Colour saturation was applied to enhance the lunar features, especially the maria. The resultant webcam images were stitched together into a mosaic and further slight processing was done to sharpen the image, increase contrast and colour saturation.
It was a lot of work. I’ve no plans to repeat this exercise, but I will take further images of selected areas, such as Mare Tranquillitatis, which seems to have a very mottled nature.”
The final issue of the BAA Lunar Section’s magazine “The New Moon” (TNM) is available online now.
The New Moon is produced by the Topographical Sub-section of the Lunar Section of the British Astronomical Association and makes an appearance twice every year. It contains articles about the Moon and its observation and features lunar images and observational drawings.
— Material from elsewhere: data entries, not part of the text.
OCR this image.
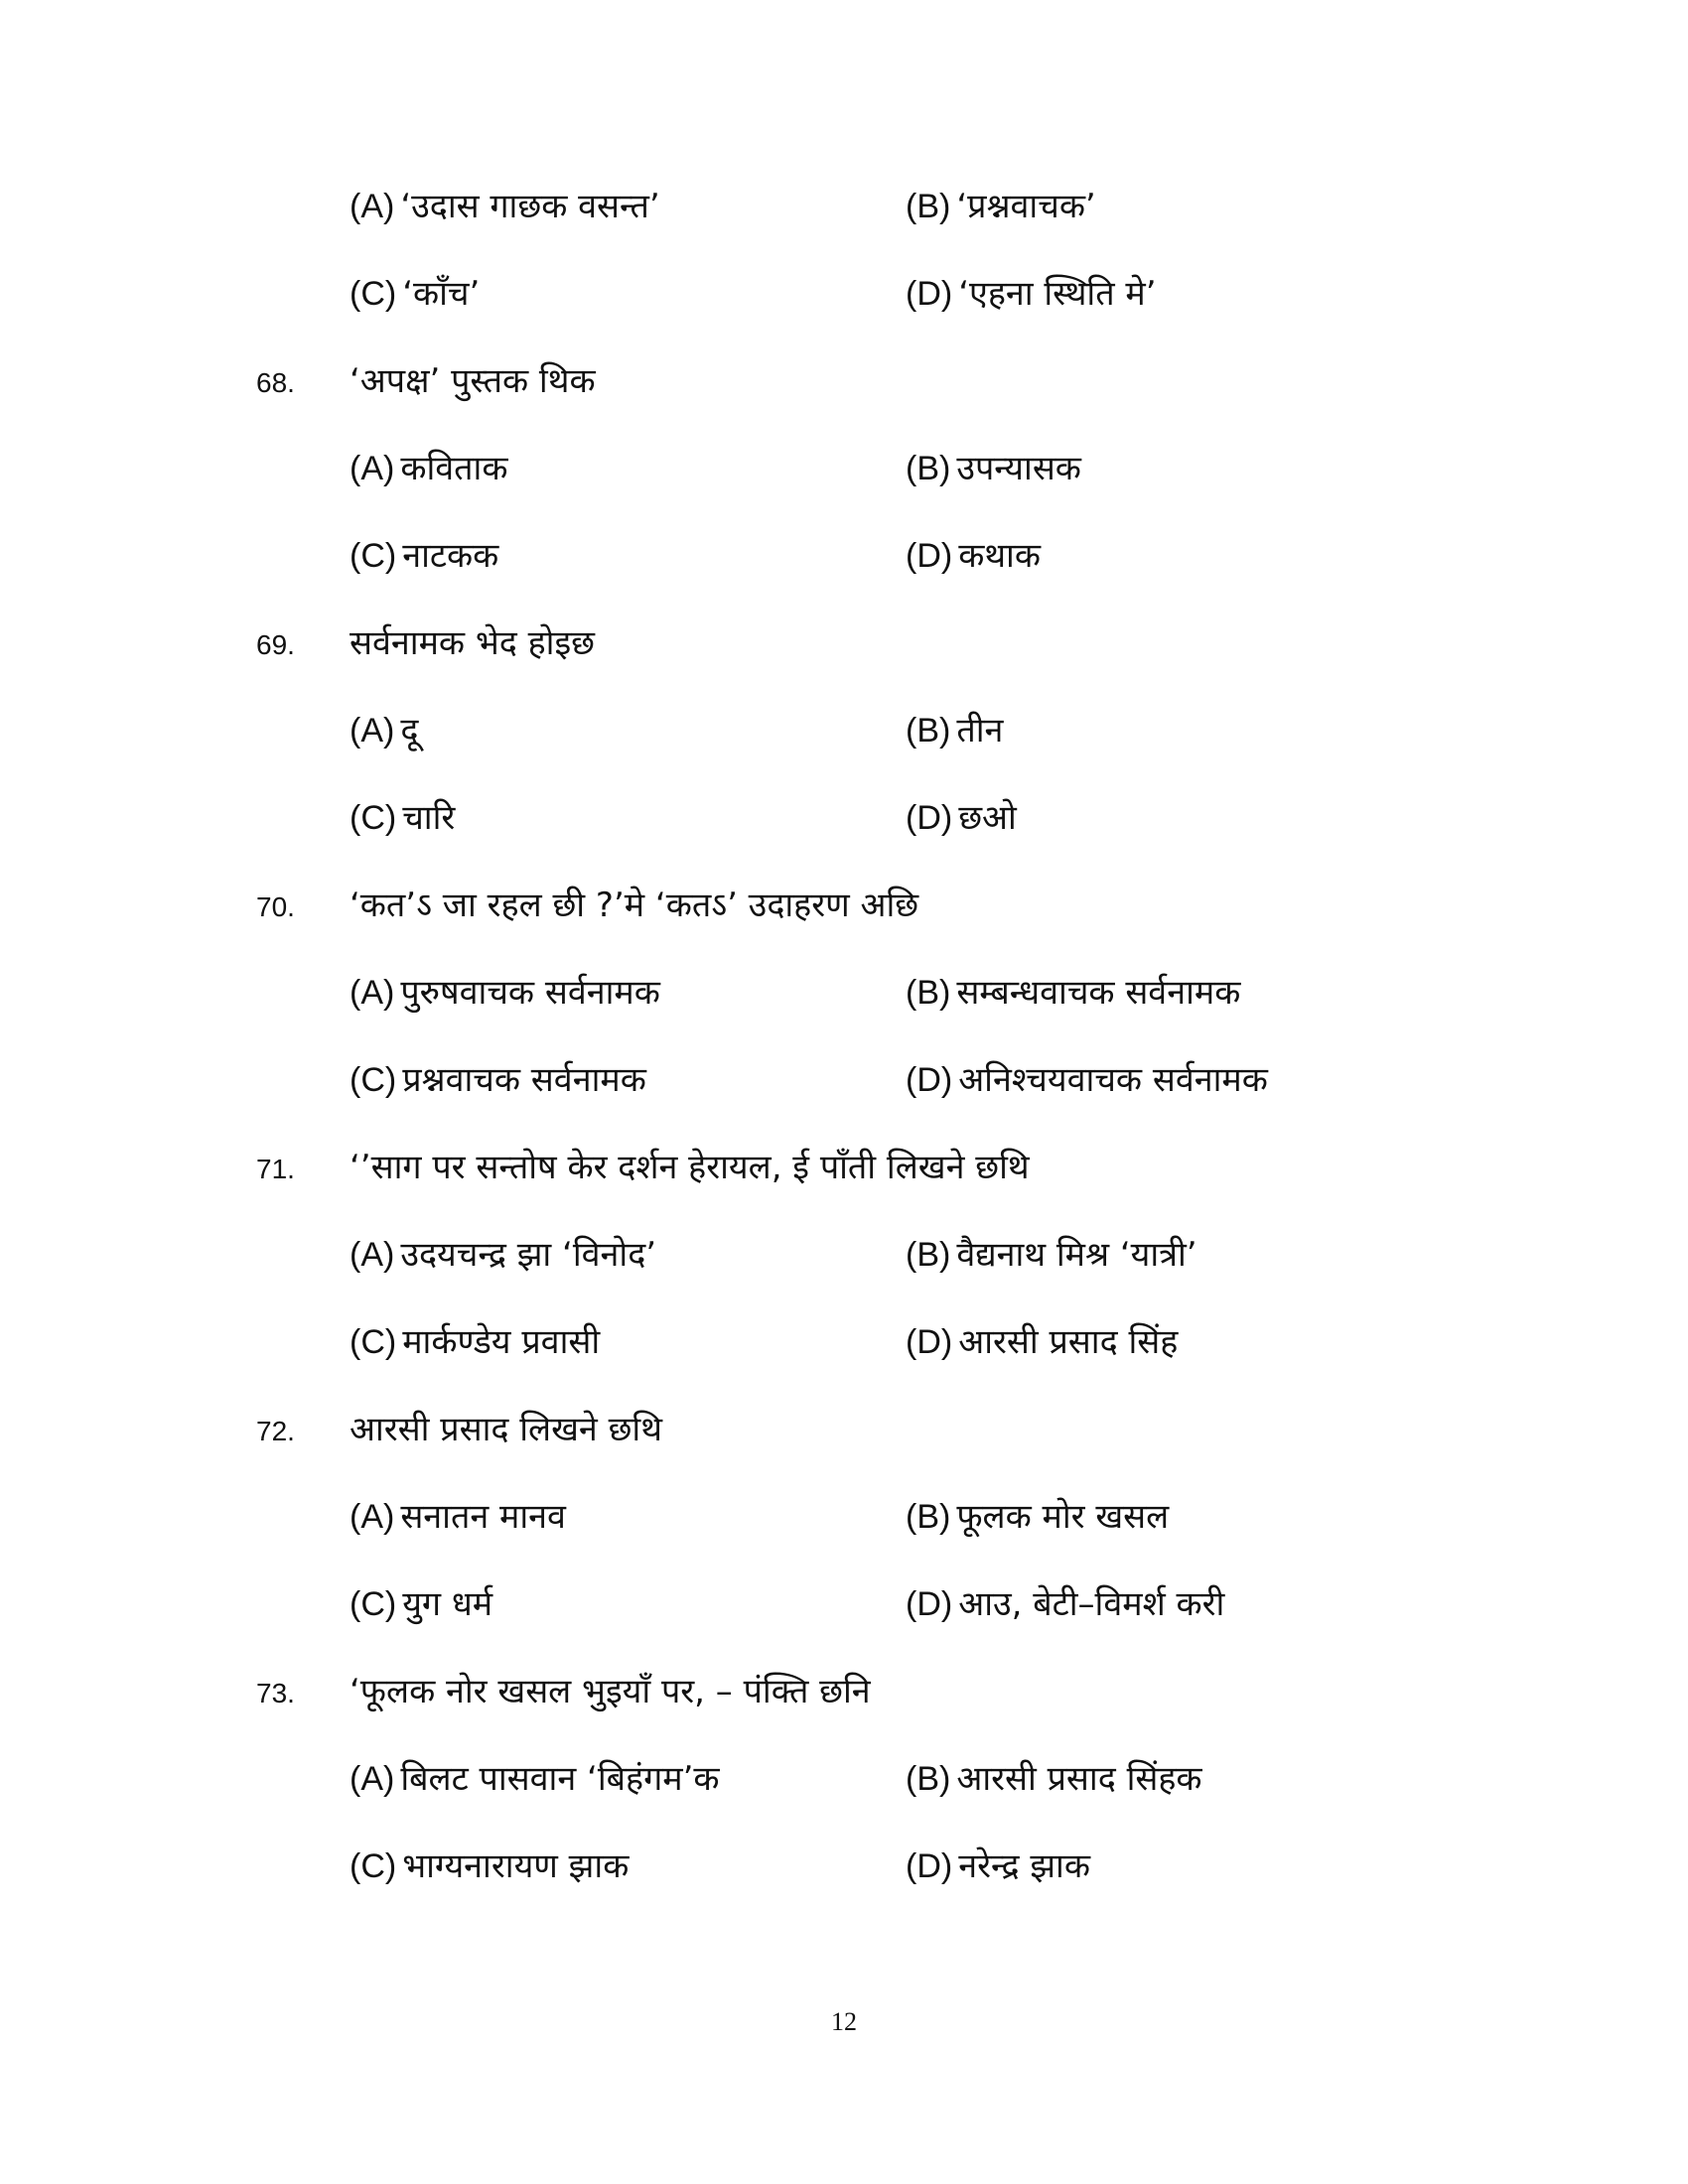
(A) ‘उदास गाछक वसन्त’	(B) ‘प्रश्नवाचक’
(C) ‘काँच’	(D) ‘एहना स्थिति मे’
68. ‘अपक्ष’ पुस्तक थिक
(A) कविताक	(B) उपन्यासक
(C) नाटकक	(D) कथाक
69. सर्वनामक भेद होइछ
(A) दू	(B) तीन
(C) चारि	(D) छओ
70. ‘कत’ऽ जा रहल छी ?’मे ‘कतऽ’ उदाहरण अछि
(A) पुरुषवाचक सर्वनामक	(B) सम्बन्धवाचक सर्वनामक
(C) प्रश्नवाचक सर्वनामक	(D) अनिश्चयवाचक सर्वनामक
71. ‘’साग पर सन्तोष केर दर्शन हेरायल, ई पाँती लिखने छथि
(A) उदयचन्द्र झा ‘विनोद’	(B) वैद्यनाथ मिश्र ‘यात्री’
(C) मार्कण्डेय प्रवासी	(D) आरसी प्रसाद सिंह
72. आरसी प्रसाद लिखने छथि
(A) सनातन मानव	(B) फूलक मोर खसल
(C) युग धर्म	(D) आउ, बेटी–विमर्श करी
73. ‘फूलक नोर खसल भुइयाँ पर, – पंक्ति छनि
(A) बिलट पासवान ‘बिहंगम’क	(B) आरसी प्रसाद सिंहक
(C) भाग्यनारायण झाक	(D) नरेन्द्र झाक
12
The first issue was published more than a quarter of a century ago, back in May 1982, and the latest edition will be the final one, to be replaced by a new annual bulletin “The Moon: Notes and Records of the BAA Lunar Section”, the first issue of which will appear next year.
Bill Leatherbarrow, BAA Lunar Section Director says: “TNM has served the Section well for over a quarter of a century, but it was becoming difficult to separate its function from that of the enlarged monthly Circular, which now publishes the majority of the current observations submitted to the Section.
There will be more about the new bulletin in a forthcoming LSC, but in the meantime I would like to thank Peter Grego on behalf of the Section for the fine work that he has put into producing TNM over the past few years. His skills are now deployed on the monthly LSC, but we shall also draw upon his experience and expertise as an editorial advisor to “The Moon”.”
The image above, from the cover of the final issue of The New Moon, features a classic observation by one of the
BAA Lunar Section’s finest — the late Harold Hill, whose lunar observational work serves as a source of inspiration to a new generation of amateur astronomers and remains a valuable source of reference to visual observers. The observation featured in The New Moon, Vol. 1, No. 4, p124
In existence since 1890, the BAA Lunar Section is as old as the British Astronomical Association itself. Its roots actually go back further in time to the short-lived but highly energetic Selenographical Society (1878-82), many of whose members were leading lights in lunar research during the late Victorian and Edwardian era.
The BAA Lunar Section aims to increase our knowledge of the Moon through visual observation, sketching and imaging. Regular, careful observation familiarises the observer with the intricacies of the lunar landscape, enhancing the observer’s skills of perception and possibly bringing to light previously unknown albedo and topographic features.
There is much that the keen amateur astronomer can observe on the moon. For example, short-lived events — coloured glows, flashes and obscurations known as transient lunar phenomena (TLP) — remain poorly understood, and so provide ample opportunity for specialised observing and imaging. CCD imaging provides accurate high resolution views and opens up further lines of observing and imaging research. Occultation studies form another branch of the section’s many activities.
The BAA Lunar Section website is a treasure-trove of information on the Moon: from the monthly Lunar Section Circular (archives of which are available for download); to the biannual journal, “The Moon: Notes and Records of the BAA Lunar Section” (previously “The New Moon”, archives of which are also available for download); to Peter Grego’s amazingly detailed hand-drawn Observer’s Map of the Moon.
The director of the BAA Lunar Section is Bill Leatherbarrow, and the website contains a who’s who of the other members.